Explain why $x$ cannot negative or $0$

I assume that

$$\cos\left({\theta}\right)=\tan\left({\theta}\right)$$

This intersects in Q1 but why never negative or 0?

 

[I like Serena]

$\arccos\left({x}\right)=\arctan\left({x}\right)$

Explain why $x$ cannot negative or $0$

I assume that

$$\cos\left({\theta}\right)=\tan\left({\theta}\right)$$

This intersects in Q1 but why never negative or 0?

Hi karush! (Smile)

I'm afraid that $\cos\left({\theta}\right)=\tan\left({\theta}\right)$ is something entirely different.
I suggest to make a drawing of both $\arccos x$ and $\arctan x$ in the same graph.
It should show that their intersection can only be in Q1.

 

[karush]

So you mean simply because the graph intersects in Q1 that explains why? .
They did show a graph of that with the problem

 

[MarkFL]

As the inverse trigonometric functions are normally defined, where do the domains of the two given functions intersect? As a follow-up, can you then find the exact value of $x$?

 

[suluclac]

I believe that the arccosine covers both I & II quadrants. However, the arctangent covers both I & III quadrants.
Clearly, arccosine doesn't intersect the origin (arctangent on the other hand, can).
Therefore, in the I quadrant, they clearly intersect.

 

[Greg]

The range of $\arctan(x)$ is between $-\dfrac{\pi}{2}$ and $\dfrac{\pi}{2}$ (inclusive), i.e. quadrants I and IV.

 

[suluclac]

greg1313, I thought arctangent is in quadrants I and III.

 

[MarkFL]

greg1313, I thought arctangent is in quadrants I and III.

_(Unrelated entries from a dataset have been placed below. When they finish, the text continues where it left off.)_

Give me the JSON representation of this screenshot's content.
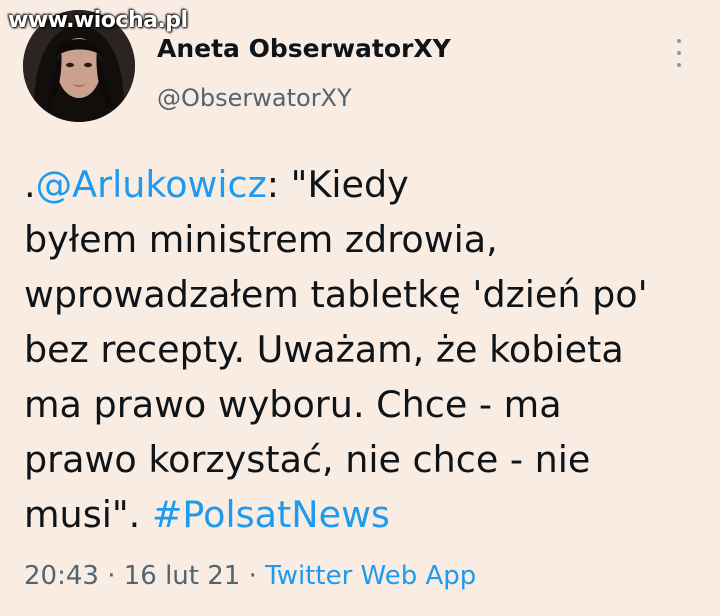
{
  "watermark": "www.wiocha.pl",
  "author": {
    "display_name": "Aneta ObserwatorXY",
    "handle": "@ObserwatorXY"
  },
  "tweet": {
    "lines": [
      {
        "prefix": ".",
        "mention": "@Arlukowicz",
        "rest": ": \"Kiedy"
      },
      {
        "text": "byłem ministrem zdrowia,"
      },
      {
        "text": "wprowadzałem tabletkę 'dzień po'"
      },
      {
        "text": "bez recepty. Uważam, że kobieta"
      },
      {
        "text": "ma prawo wyboru. Chce - ma"
      },
      {
        "text": "prawo korzystać, nie chce - nie"
      },
      {
        "text": "musi\". ",
        "hashtag": "#PolsatNews"
      }
    ]
  },
  "meta": {
    "time": "20:43",
    "separator1": " · ",
    "date": "16 lut 21",
    "separator2": " · ",
    "source": "Twitter Web App"
  },
  "icons": {
    "more": "more-vertical-icon"
  },
  "colors": {
    "background": "#f9ece3",
    "link": "#1d9bf0",
    "secondary_text": "#536471"
  }
}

Quadrants I and III are where the tangent function is positive...whereas the standard chosen domain for the tangent function in which it is one-to-one and the concept of an inverse is meaningful is:

$$\left(-\frac{\pi}{2},\frac{\pi}{2}\right)$$

 

[suluclac]

Yes, I understand that the tangent is positive on quadrants I & III, but regardless of the arctangent going through the origin, the lines extend to quadrants I & III. Perhaps I'm not understanding the point here.